Hula Rotation - With practice, improved range and coordination of movement, in prone position with both legs straight combine the Crocodile Tail Wag with the Hip Twist results in alternating left and right hip rotations. Lacking the experience of the real Polynesian hula dancer and added impetus of active dance driving up from the ground, this is considerably slower than the dance. As one hip goes up, the other goes down while simultaneously one is moving forward and the other back giving giving half a rotation as hip moves up and completes the other half of the circle as it moves down, that is; one full rotation of the hip about the SIJ with each full Tail Wag.
Push into tightness. Hold against barriers. Mobilise abundantly. Circulation of blood and energy increases. As energetic Qi flow improves, tissue warms and softens.
Be cognisant of prior injury. It can be the reason for soft tissue spasm and restricted mobility which is a natural protective response. As the exercise reduces restriction and improves mobility, sensations of fragility, weakness, vulnerability might be experienced. In my case, gentle hip rotations and walking quickly helped get past this. Every case is different and it is may be necessary to make haste slowly to allow the body to adapt to change.

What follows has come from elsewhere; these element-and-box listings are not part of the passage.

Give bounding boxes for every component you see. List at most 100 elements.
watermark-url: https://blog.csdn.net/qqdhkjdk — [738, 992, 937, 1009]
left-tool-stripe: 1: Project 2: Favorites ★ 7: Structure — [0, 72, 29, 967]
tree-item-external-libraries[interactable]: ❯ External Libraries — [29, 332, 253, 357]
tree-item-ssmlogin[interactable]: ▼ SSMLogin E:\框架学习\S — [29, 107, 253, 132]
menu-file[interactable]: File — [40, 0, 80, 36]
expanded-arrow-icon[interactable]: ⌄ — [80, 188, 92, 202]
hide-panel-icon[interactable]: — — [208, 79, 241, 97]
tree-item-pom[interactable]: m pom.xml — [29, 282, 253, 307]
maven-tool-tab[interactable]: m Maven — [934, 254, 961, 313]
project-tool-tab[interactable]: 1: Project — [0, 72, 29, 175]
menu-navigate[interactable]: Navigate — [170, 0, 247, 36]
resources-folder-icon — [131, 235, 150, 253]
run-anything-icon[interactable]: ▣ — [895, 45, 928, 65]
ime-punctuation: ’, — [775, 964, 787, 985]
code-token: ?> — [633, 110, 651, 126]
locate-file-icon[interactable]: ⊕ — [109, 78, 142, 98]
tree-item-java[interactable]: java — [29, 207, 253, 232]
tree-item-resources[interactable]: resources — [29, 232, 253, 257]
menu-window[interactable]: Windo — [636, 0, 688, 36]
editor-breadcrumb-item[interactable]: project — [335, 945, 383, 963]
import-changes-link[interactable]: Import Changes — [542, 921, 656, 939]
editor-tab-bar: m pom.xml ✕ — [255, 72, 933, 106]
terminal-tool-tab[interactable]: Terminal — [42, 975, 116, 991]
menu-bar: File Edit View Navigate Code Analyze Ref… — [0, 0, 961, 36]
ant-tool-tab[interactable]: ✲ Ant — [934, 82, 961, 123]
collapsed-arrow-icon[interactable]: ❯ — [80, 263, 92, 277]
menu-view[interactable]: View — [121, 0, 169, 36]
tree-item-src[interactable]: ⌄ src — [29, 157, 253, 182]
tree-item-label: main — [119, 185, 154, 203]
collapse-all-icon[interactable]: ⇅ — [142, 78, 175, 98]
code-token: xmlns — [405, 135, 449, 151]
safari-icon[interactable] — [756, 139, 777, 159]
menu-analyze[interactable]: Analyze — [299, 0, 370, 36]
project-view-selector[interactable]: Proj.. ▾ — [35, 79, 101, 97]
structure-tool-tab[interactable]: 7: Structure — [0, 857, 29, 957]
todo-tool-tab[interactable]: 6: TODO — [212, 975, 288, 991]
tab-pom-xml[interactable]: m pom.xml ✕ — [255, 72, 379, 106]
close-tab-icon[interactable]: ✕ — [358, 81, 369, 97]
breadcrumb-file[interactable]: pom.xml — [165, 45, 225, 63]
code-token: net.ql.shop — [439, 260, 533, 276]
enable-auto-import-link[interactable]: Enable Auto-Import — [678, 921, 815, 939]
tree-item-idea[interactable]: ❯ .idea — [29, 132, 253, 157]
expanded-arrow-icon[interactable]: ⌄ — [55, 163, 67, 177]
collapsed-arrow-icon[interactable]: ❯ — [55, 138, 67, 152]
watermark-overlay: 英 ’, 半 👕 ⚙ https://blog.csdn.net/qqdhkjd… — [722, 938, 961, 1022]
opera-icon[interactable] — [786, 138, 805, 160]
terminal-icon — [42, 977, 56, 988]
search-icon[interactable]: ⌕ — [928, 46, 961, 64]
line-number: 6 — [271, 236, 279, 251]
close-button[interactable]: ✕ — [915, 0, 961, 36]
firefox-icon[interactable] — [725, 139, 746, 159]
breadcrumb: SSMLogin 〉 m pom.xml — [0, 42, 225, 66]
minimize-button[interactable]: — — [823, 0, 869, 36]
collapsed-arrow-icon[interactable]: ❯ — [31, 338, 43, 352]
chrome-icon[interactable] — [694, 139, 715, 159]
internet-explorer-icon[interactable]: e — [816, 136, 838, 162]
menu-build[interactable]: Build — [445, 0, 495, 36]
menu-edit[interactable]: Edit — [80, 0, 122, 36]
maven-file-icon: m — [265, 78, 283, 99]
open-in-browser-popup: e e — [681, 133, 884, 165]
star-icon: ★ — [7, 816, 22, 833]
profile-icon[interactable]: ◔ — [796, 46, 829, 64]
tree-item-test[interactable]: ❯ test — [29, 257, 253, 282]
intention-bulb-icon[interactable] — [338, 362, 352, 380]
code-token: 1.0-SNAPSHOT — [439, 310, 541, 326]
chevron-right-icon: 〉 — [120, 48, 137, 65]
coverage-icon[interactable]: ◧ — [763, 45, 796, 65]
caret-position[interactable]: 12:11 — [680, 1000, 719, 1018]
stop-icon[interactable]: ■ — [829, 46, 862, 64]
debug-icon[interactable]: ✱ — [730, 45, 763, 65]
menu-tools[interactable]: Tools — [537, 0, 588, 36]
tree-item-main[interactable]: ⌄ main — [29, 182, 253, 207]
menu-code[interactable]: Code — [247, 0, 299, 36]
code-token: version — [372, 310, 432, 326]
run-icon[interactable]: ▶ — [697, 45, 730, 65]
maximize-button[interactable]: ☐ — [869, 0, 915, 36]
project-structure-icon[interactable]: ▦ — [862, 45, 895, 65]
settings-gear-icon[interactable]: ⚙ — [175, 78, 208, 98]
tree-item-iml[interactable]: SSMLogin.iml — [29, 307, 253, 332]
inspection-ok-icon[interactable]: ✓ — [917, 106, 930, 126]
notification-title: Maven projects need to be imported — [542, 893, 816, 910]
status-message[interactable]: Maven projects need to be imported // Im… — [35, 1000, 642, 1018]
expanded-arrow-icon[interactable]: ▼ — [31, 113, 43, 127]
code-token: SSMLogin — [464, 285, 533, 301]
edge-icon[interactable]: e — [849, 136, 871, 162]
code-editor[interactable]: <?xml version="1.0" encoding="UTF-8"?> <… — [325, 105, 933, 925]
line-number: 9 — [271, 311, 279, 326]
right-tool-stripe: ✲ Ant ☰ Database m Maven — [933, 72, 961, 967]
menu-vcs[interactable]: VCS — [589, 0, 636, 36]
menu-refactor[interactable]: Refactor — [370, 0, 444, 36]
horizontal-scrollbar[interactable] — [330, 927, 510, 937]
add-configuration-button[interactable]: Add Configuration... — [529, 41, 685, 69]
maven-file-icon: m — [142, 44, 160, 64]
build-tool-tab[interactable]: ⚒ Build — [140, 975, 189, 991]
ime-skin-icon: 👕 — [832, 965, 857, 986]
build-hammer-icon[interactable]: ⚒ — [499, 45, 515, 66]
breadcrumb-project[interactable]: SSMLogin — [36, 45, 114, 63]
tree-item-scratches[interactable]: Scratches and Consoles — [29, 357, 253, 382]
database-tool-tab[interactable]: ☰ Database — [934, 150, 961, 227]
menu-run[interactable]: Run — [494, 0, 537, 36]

In the presence of spinal and joint injury further time to heal may be required before attempting to mobilise or ultimately defy attempts to improve condition.
Medicinal dosage of collagen is most helpful where joint pain experienced as we mobilise and increase range of motion.
Where the structure has been affected by age and injury related degeneration, I expect these mobility exercises will be an ongoing requirement to maintain condition.